Section 709.2105, Fla. Stat. sets forth the qualifications required in order to be appointed agent under a DPOA in Florida. The statute states specifically that “The agent must be a natural person who is 18 years of age or older or a financial institution that has trust powers, has a place of business in this state, and is authorized to conduct trust business in this state.”
If the designated agent under a DPOA is a natural person who is 18 years of age or older, then his or her state of residence does not matter. In other words, a nonresident individual may be appointed agent under a Florida DPOA. So, if Charles lives in Florida and wants to appoint his adult cousin, Robert, a Georgia resident, as agent, then that can be done. Even if Robert is just a friend (i.e. he’s not related to Charles by blood or marriage), he may still be appointed as agent under Charles’ DPOA so long as Robert is over age 18.
Unlike the law applicable to a natural person serving as agent, if the DPOA names a financial institution to act as agent, then the financial institution must have a place of business in Florida and must be authorized to conduct business in Florida. A financial institution might include a bank or credit union or an independent trust company. These institutions are occasionally named as agent under a DPOA. In Florida, in order to be effective, the institution must meet the requirements of having a place of business in Florida and being authorized to conduct business in Florida.
When naming an agent under a DPOA, one of the things to take under consideration is whether a nonresident will be able to carry out their duties. Can someone living in Georgia perform their duties in Florida. In most instances, with modern communication and travel, the answer is in the affirmative.

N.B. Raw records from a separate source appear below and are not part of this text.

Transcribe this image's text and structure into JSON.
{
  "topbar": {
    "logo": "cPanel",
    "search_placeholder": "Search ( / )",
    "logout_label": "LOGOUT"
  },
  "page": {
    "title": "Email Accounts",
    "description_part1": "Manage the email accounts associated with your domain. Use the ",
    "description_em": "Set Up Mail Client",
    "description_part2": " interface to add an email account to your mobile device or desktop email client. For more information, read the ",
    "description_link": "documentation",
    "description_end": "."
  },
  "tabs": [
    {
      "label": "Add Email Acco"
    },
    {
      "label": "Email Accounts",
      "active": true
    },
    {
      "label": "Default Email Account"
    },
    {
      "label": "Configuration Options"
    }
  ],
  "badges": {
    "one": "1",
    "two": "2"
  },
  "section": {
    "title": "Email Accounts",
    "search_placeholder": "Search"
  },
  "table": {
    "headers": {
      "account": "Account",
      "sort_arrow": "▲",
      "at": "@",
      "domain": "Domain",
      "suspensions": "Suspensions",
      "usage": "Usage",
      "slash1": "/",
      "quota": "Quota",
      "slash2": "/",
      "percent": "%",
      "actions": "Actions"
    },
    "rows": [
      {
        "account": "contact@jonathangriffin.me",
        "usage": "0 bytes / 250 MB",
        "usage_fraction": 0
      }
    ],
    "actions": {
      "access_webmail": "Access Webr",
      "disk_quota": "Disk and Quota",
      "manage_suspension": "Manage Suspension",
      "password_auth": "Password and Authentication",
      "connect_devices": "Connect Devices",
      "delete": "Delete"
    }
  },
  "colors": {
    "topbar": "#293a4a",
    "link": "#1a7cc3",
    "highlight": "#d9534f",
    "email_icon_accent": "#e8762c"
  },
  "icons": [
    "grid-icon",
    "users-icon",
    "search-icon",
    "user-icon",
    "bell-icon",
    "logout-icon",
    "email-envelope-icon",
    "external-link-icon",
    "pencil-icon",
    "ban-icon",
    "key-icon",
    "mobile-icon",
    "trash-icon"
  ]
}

In our practice, geographical availability of the agent is considered but it takes a back-seat to two more important considerations. These are: (1) Do you trust the person you’re naming? and (2) Is the person capable of performing their duties? Our advice when it comes to appointing an agent is that the geographical consideration should only apply if the trust and capability issues are satisfied first. Stated another way, we’d rather you name a nonresident as agent if they are the best choice when it comes to trust and capability than to name a Florida resident when they are not the most trustworthy and capable.